Amazon is holding a crucial retail technology meeting today to address recent service outages, some linked to errors from AI-assisted coding. Dave Treadwell, the senior vice president overseeing the technical foundations of Amazon’s website, informed employees that the “This Week in Stores Tech” (TWiST) meeting will deeply examine “some of the issues that got us here.” The meeting began at 12:30 p.m. ET.
Treadwell openly acknowledged the recent problems. He wrote in a memo to employees, “Folks – as you likely know, the availability of the site and related infrastructure has not been good recently.” He shifted the meeting’s focus due to the rise of “Sev 1s,” which are severe incidents causing outages or performance issues in critical systems.
Amazon experienced four such high-severity incidents within a week, Treadwell revealed. He emphasized the necessity of this deep dive to “regain our strong availability posture.” An Amazon spokesperson confirmed that TWiST is a regular meeting where retail tech leaders review store operations and performance, including website and app availability.
This meeting follows a significant malfunction last week where Amazon’s online store experienced problems for about six hours on Thursday. Users couldn’t check out, access account information, or see product prices. Amazon attributed these issues to a “software code deployment.”

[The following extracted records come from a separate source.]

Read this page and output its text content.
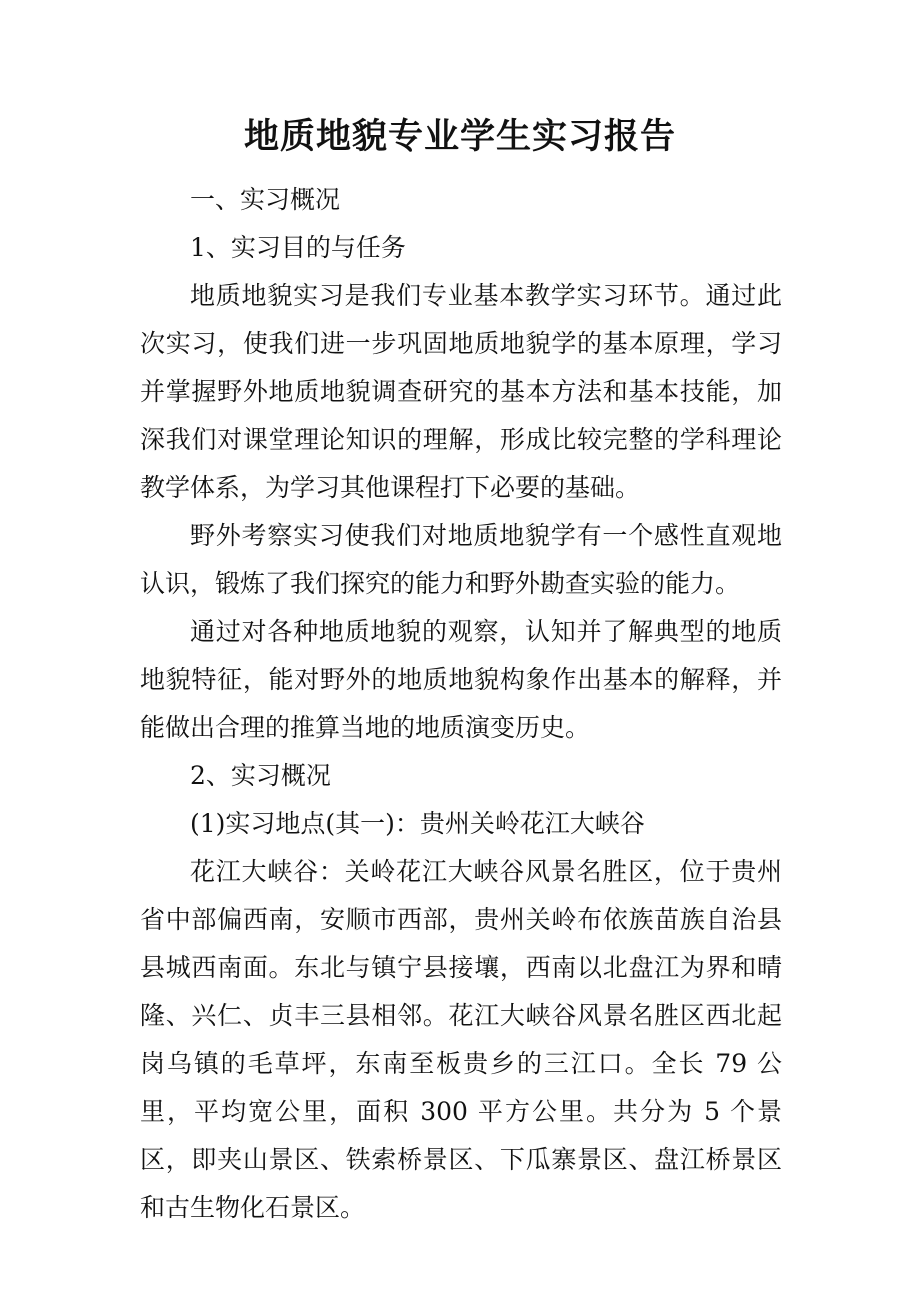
地质地貌专业学生实习报告

一、实习概况

1、实习目的与任务

地质地貌实习是我们专业基本教学实习环节。通过此次实习，使我们进一步巩固地质地貌学的基本原理，学习并掌握野外地质地貌调查研究的基本方法和基本技能，加深我们对课堂理论知识的理解，形成比较完整的学科理论教学体系，为学习其他课程打下必要的基础。

野外考察实习使我们对地质地貌学有一个感性直观地认识，锻炼了我们探究的能力和野外勘查实验的能力。

通过对各种地质地貌的观察，认知并了解典型的地质地貌特征，能对野外的地质地貌构象作出基本的解释，并能做出合理的推算当地的地质演变历史。

2、实习概况

(1)实习地点(其一)：贵州关岭花江大峡谷

花江大峡谷：关岭花江大峡谷风景名胜区，位于贵州省中部偏西南，安顺市西部，贵州关岭布依族苗族自治县县城西南面。东北与镇宁县接壤，西南以北盘江为界和晴隆、兴仁、贞丰三县相邻。花江大峡谷风景名胜区西北起岗乌镇的毛草坪，东南至板贵乡的三江口。全长 79 公里，平均宽公里，面积 300 平方公里。共分为 5 个景区，即夹山景区、铁索桥景区、下瓜寨景区、盘江桥景区和古生物化石景区。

Amazon, along with its major cloud rivals, is heavily investing in infrastructure to handle the growing demand for artificial intelligence services, which require substantial computing power. Last month, Amazon announced plans for $200 billion in capital expenditures this year, surpassing all its tech competitors.
Despite these massive AI investments, Amazon continues to cut jobs. The company laid off approximately 16,000 corporate workers in January, following an earlier round of roughly 14,000 job cuts in October. In total, Amazon eliminated over 27,000 employee roles between 2022 and 2023.
In a separate memo, Treadwell specifically pointed to “genAI-assisted changes” as a factor contributing to recent incidents, dating back to the third quarter of 2025. He noted that “GenAI tools supplementing or accelerating production change instructions” led to “unsafe practices,” among other issues. Treadwell admitted that the “best practices and safeguards” for generative AI use are still developing.
Amazon plans to strengthen various safeguards to prevent future problems. This includes requiring more senior engineers to review “GenAI-assisted” production changes made by less experienced staff. Treadwell stated, “We are implementing temporary safety practices which will introduce controlled friction to changes in the most important parts of the Retail experience.” He added that they will also invest in “more durable solutions including both deterministic and agentic safeguards.”
Amazon Web Services (AWS) has also faced several outages recently. However, Amazon clarified that AWS was not involved in the specific incidents Treadwell referenced. For example, AWS experienced an outage in December that affected a cost management feature for an extended period, reportedly after engineers allowed its Kiro AI coding tool to make changes. At the time, Amazon stated the outage was due to “user error,” not AI.